Reflections on the ACORN story

 

I posted my analysis of the 345-75 vote in the House to defund ACORN yesterday, and Byron York provides an excellent analysis of the issue today. But I have to say that I am still stunned by the conduct that filmmaker James O’Keefe and his sidekick Hannah Giles documented at several ACORN offices. Of course I was familiar with the plentiful charges of vote fraud by ACORN affiliates, documented by John Fund of the Wall Street Journal over the years, and National Review’s Jim Geraghty helpfully collects some past stories about ACORN employees’ illegal behavior in Ohio, Wisconsin and New Mexico—all target states in the 2004 and 2008 elections. Geraghty also notes that ACORN shares offices in Snohomish County, Washington, with the local Democratic party and AFL-CIO. And that Congressman Rick Larsen, who represents most of Snohomish County, was one of the 75 Democrats who voted against defunding ACORN yesterday. By the way, Larsen’s district voted only 56%-42% for Barack Obama, and if I were running the Republicans’ House campaign committee I’d be busy on the phone recruiting a candidate. This district has been spinning leftward, but it did elect Republican Jack Metcalf in 1994, 1996 and 1998. I don’t think supporting ACORN is going to be a strong positive issue for Larsen in Skagit and Whatcom Counties.
               
But back to ACORN. What stuns me is that, for all my knowledge of ACORN employees’ illegal behavior, it never would have occurred to me that so many of them would blithely collaborate in encouraging prostitution—and child prostitution at that! One ACORN defender said, in effect, well, that’s what you get when you hire low-income people; but I refuse to believe that that’s standard operating procedure even in the most disadvantaged of demographics. What is it about the culture of ACORN that makes collaboration in prostitution standard operating procedure? No wonder that 67% of voters have an unfavorable view of ACORN, according to pollster Scott Rasmussen. One wonders about the 15% who have positive views—an even lower percentage than the 17% of House members who voted against defunding ACORN.
 
The Washington Post news pages, curiously, look for explanations in other quarters. They’re less interested in the culture of ACORN than in the motivations of filmmaker James O’Keefe and his colleague Hannah Giles, who posed as pimp and prostitute in ACORN headquarters and provided the resulting videos to Andrew Breitbart’s Big Government website. The Post’s Thursday news story (headlined “ACORN to review incidents”) helpfully identifies Giles as “the eldest daughter of a conservative Christian minister in Miami.” (Questions for the reporter: Does it make any difference that she’s the eldest rather than, say, the second eldest? On what basis do you characterize the minister as conservative, and why is that relevant? You characterize the minister as “Christian,” but aren’t all ministers in the U.S. Christian, or are you just trying to distinguish him from a cabinet minister?) The Post’s
Friday story (“The $1,300 mission to fell ACORN”) reads as if the reporters were assigned to find out what nefarious right-wing outfit financed their operation and came up empty. They did manage to include two paragraphs on the beliefs on Giles’s father, apparently on the theory that it illuminates her motivation.

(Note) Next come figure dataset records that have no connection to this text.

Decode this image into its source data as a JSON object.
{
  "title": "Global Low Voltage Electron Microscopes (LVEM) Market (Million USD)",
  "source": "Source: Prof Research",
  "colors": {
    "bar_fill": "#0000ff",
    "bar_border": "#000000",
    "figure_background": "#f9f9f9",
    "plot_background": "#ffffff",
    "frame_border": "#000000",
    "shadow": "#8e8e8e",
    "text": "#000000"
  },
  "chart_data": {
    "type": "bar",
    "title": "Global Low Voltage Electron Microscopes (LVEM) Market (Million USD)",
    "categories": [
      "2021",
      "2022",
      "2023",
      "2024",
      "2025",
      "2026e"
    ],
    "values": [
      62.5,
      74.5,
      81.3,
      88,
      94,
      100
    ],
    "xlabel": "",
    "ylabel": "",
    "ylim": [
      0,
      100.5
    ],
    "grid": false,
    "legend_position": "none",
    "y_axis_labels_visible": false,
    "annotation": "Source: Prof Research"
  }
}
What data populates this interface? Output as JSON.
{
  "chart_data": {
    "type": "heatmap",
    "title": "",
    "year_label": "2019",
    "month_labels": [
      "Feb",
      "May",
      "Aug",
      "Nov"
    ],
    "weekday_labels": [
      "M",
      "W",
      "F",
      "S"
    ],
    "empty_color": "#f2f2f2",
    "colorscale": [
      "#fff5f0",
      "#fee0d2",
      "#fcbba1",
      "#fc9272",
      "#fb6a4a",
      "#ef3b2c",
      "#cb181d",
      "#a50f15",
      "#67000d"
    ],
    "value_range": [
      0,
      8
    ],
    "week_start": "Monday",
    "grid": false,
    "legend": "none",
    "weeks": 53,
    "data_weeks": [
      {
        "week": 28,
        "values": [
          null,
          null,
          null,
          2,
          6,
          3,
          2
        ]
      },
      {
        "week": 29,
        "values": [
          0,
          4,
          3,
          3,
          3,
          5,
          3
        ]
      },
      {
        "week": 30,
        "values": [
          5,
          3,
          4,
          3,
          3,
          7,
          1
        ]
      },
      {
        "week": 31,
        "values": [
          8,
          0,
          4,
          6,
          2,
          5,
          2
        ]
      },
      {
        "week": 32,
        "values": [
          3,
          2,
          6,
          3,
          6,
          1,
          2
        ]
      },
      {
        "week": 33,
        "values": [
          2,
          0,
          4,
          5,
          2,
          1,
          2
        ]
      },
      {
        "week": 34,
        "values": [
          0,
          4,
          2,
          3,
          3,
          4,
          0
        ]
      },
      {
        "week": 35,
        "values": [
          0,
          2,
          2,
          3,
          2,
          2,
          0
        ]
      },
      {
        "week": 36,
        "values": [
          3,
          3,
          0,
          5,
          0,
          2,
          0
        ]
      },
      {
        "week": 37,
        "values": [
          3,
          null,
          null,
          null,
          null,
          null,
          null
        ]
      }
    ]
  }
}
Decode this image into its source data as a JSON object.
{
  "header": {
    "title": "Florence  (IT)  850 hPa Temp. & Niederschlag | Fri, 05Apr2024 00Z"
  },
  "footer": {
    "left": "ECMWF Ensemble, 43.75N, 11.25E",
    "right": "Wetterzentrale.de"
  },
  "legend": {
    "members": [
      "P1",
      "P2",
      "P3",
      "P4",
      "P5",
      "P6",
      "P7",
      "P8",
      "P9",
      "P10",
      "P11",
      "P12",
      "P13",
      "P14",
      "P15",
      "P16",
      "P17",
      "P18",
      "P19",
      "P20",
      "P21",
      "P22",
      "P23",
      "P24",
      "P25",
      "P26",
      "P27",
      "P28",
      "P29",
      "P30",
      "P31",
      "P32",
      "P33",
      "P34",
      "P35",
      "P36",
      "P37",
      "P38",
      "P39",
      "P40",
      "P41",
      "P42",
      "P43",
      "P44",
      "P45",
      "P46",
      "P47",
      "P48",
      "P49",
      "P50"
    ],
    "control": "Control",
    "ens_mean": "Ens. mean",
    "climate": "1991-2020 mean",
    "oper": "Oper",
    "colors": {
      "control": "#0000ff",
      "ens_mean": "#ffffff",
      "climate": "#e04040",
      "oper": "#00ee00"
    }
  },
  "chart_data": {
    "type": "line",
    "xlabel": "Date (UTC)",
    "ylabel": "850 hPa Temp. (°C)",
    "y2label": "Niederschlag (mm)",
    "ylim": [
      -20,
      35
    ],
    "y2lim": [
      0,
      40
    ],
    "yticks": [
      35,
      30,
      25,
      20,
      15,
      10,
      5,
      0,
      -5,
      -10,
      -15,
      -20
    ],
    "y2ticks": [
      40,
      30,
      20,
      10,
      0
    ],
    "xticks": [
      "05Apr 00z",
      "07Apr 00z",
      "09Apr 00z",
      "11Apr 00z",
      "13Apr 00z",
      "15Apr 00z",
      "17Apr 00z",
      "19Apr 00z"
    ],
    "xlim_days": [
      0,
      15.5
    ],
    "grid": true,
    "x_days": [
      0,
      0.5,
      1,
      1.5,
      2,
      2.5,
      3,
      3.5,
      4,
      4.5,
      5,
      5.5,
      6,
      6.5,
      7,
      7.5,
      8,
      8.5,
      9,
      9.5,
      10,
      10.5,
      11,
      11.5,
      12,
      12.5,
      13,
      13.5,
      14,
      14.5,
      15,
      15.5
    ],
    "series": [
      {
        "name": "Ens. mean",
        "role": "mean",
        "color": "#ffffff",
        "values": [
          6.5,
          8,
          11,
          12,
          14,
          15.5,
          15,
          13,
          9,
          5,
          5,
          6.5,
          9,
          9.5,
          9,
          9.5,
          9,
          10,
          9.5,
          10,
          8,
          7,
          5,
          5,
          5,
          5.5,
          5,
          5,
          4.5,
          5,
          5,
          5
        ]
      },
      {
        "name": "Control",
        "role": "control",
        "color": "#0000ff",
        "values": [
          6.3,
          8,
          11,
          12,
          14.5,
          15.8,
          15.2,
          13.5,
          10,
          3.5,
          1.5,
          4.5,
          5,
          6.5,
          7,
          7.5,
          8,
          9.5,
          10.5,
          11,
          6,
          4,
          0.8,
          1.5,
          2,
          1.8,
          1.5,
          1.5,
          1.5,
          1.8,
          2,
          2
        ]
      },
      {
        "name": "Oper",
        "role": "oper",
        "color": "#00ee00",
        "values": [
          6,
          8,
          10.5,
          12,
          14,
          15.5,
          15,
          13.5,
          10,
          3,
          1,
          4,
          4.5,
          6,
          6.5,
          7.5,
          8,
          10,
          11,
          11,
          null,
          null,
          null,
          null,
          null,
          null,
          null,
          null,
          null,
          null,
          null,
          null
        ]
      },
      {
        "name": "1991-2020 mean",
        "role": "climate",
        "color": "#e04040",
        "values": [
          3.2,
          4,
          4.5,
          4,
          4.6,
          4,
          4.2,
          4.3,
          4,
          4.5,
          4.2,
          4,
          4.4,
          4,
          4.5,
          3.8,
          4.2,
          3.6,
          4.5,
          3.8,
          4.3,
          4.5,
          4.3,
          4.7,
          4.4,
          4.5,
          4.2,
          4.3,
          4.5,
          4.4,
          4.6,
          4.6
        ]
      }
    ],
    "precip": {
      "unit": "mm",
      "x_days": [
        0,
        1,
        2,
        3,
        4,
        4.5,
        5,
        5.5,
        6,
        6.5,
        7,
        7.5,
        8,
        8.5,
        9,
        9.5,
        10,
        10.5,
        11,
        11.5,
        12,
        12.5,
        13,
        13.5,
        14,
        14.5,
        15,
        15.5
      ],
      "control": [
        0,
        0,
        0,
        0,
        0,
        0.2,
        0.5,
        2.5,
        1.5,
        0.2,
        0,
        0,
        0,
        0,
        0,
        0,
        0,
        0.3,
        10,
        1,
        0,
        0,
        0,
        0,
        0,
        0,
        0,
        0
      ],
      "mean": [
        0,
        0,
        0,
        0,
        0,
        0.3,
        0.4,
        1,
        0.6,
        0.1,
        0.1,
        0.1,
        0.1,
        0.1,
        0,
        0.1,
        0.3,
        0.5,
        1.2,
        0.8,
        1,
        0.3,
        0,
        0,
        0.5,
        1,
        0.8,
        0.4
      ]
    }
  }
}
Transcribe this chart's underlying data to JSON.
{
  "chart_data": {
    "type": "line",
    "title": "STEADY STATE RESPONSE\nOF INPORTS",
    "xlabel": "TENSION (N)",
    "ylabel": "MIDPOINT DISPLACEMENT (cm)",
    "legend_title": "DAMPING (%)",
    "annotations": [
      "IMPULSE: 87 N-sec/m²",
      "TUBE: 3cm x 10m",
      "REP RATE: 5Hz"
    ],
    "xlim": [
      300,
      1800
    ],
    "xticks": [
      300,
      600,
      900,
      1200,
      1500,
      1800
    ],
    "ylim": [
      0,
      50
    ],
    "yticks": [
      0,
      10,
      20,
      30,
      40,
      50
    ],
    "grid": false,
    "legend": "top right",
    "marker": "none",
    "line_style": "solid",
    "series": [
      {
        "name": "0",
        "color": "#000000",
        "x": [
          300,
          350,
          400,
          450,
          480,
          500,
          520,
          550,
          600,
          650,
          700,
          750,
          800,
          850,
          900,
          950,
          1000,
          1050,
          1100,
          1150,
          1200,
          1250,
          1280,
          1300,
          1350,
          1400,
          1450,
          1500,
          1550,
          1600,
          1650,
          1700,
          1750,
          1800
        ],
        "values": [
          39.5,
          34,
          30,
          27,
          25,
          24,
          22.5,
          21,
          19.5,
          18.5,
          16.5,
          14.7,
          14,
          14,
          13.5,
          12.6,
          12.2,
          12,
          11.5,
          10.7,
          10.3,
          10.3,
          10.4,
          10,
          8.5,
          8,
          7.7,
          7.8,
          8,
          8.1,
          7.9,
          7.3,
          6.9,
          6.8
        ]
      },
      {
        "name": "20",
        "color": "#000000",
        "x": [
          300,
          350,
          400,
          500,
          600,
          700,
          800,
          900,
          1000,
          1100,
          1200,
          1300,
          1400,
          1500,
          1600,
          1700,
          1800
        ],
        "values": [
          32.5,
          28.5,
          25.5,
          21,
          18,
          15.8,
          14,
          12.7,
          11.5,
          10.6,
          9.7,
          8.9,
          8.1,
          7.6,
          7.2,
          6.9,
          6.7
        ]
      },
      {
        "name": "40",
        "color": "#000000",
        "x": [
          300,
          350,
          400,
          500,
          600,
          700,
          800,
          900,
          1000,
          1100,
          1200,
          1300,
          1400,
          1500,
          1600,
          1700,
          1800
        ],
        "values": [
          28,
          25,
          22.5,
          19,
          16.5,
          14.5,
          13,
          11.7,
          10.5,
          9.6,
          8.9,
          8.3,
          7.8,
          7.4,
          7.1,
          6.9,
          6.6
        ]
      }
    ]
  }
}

Then it segues to an account by ACORN sources of how the two were thrown out of an ACORN office in Philadelphia when they mentioned 13-year-olds (but not when they mentioned prostitution?). I guess the idea is to discredit Giles and by inference O’Keefe as religious fanatics whose motivations should lead readers to disregard what’s on their videos.
 
The Post, like almost all of “mainstream media,” waddled in late on this story. I remember one time in the 1980s when the Wall Street Journal beat the Post was beaten on a story based on public information in Montgomery County, Maryland, court files. Ben Bradlee, the executive editor of the Post at the time, did not whine as New York Times managing editor Jill Abramson did on the ACORN story about how the bureau was short-staffed and, gee, it’s hard to stay on top of every story. Bradlee was furious—scooped in our own backyard!—and as I recall heads fell. But that was then and this is now. “Mainstream media” is complacent about suppressing a story that is embarrassing to the Obama administration and the Democratic party, and its response after getting scooped is to waddle in with attempts to discredit it. Pathetic.